Juppé réélu maire de Bordeaux, mais ne se voit pas en recours pour la droite

BORDEAUX (AFP) — L'ex-Premier ministre Alain Juppé a été formellement élu vendredi maire de Bordeaux, un succès personnel pour ce responsable longtemps "mal-aimé" des Français, mais qui, assure-t-il, ne le conduira pas à être un recours pour une droite affaiblie.

Les conseillers municipaux de Bordeaux ont reconduit sans surprise M. Juppé, dont la liste avait obtenue près de 57% des suffrages au 1er tour des municipales, la seule victoire de poids de la droite dimanche dernier.

D'autres conseils municipaux élus dès le premier tour procédaient vendredi à l'élection de leur premier responsable.

Ce succès local de M. Juppé -dans une ville administrée depuis 61 ans par la droite- lui a valu d'être présenté dans la presse comme un possible recours pour la majorité, voire d'apparaître comme un éventuel rival pour le président Nicolas Sarkozy, en chute libre dans les sondages. Des commentaires que M. Juppé a balayé: il a assuré vouloir se consacrer exclusivement à Bordeaux, et ne pas viser de responsabilités nationales "quelque soit le chant des sirènes".

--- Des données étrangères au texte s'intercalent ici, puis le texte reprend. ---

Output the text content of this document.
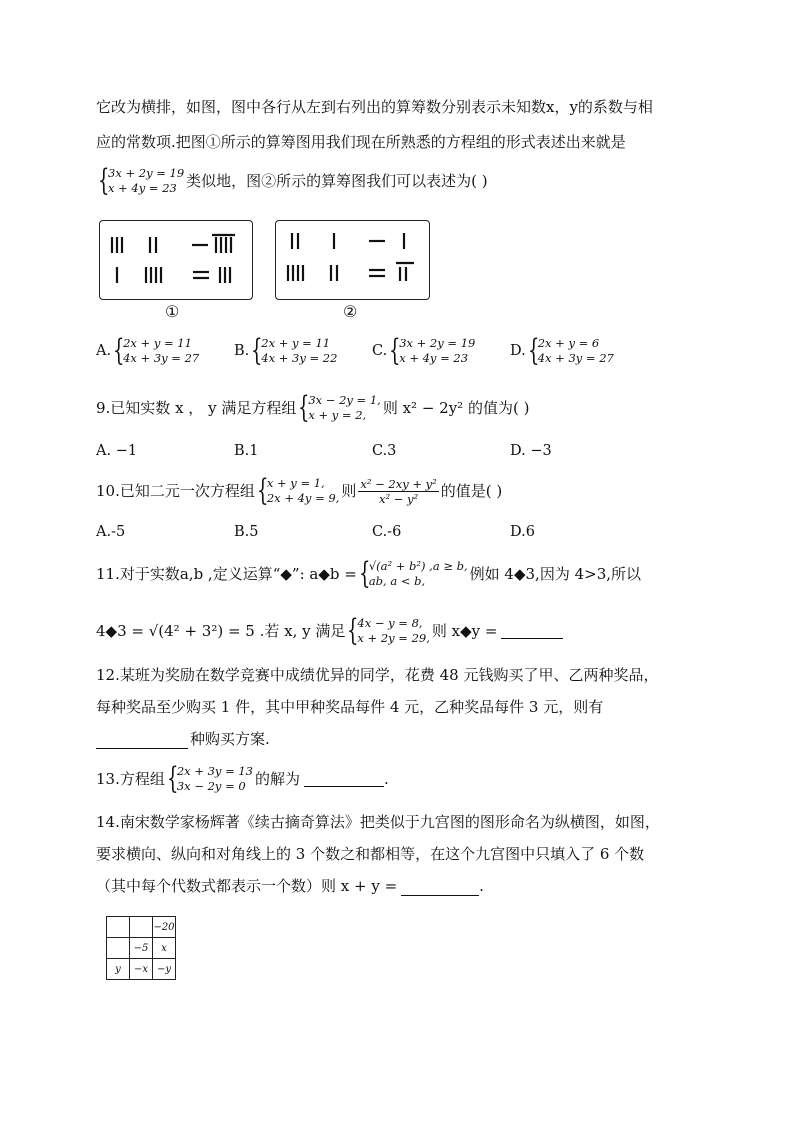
它改为横排，如图，图中各行从左到右列出的算筹数分别表示未知数x，y的系数与相
应的常数项.把图①所示的算筹图用我们现在所熟悉的方程组的形式表述出来就是
{
3x + 2y = 19
x + 4y = 23 类似地，图②所示的算筹图我们可以表述为( )
①	②
A. {
2x + y = 11
4x + 3y = 27 B. {
2x + y = 11
4x + 3y = 22 C. {
3x + 2y = 19
x + 4y = 23	D. {
2x + y = 6
4x + 3y = 27
9.已知实数 x ， y 满足方程组 {
3x − 2y = 1,
x + y = 2,	则 x² − 2y² 的值为( )
A. −1	B.1	C.3	D. −3
10.已知二元一次方程组 {
x + y = 1,
2x + 4y = 9, 则 $\frac{\text{x² − 2xy + y²}}{\text{x² − y²}}$ 的值是( )
A.-5	B.5	C.-6	D.6
11.对于实数a,b ,定义运算“◆”: a◆b = {
√(a² + b²) ,a ≥ b,
ab, a < b,	例如 4◆3,因为 4>3,所以
4◆3 = √(4² + 3²) = 5 .若 x, y 满足 {
4x − y = 8,
x + 2y = 29, 则 x◆y =
12.某班为奖励在数学竞赛中成绩优异的同学，花费 48 元钱购买了甲、乙两种奖品，
每种奖品至少购买 1 件，其中甲种奖品每件 4 元，乙种奖品每件 3 元，则有
种购买方案.
13.方程组 {
2x + 3y = 13
3x − 2y = 0 的解为	.
14.南宋数学家杨辉著《续古摘奇算法》把类似于九宫图的图形命名为纵横图，如图，
要求横向、纵向和对角线上的 3 个数之和都相等，在这个九宫图中只填入了 6 个数
（其中每个代数式都表示一个数）则 x + y =	.
		−20
	−5	x
y	−x	−y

"Pour des responsabilités suprêmes, c'est clair, j'ai été mis hors jeu", a concédé M. Juppé dans un récent entretien. En juillet dernier, Juppé avait essuyé un cuisant revers, politique et personnel, en étant battu aux législatives, ce qui avait brisé net son retour au premier plan. Il avait dû démissionner de son éphémère poste de "superministre" de l'Ecologie et numéro deux du gouvernement de M. Sarkozy.

En 2004, une condamnation à 14 mois de prison avec sursis et une année d'inéligibilité dans une ancienne affaire d'emplois fictifs de la mairie de Paris l'avait déjà contraint à abandonner la vie politique et à "s'exiler" au Québec, où il avait enseigné pendant un an.

De retour en France, il avait été porté en octobre 2006, aux commandes de Bordeaux, en se présentant comme un homme mûri par les échecs et apaisé, loin de l'image du Premier ministre, rigide et orgueilleux, conspué pendant les grandes manifestations sociales de 1995.

Vendredi, M. Juppé s'est dit "ému et heureux" par sa réélection comme maire.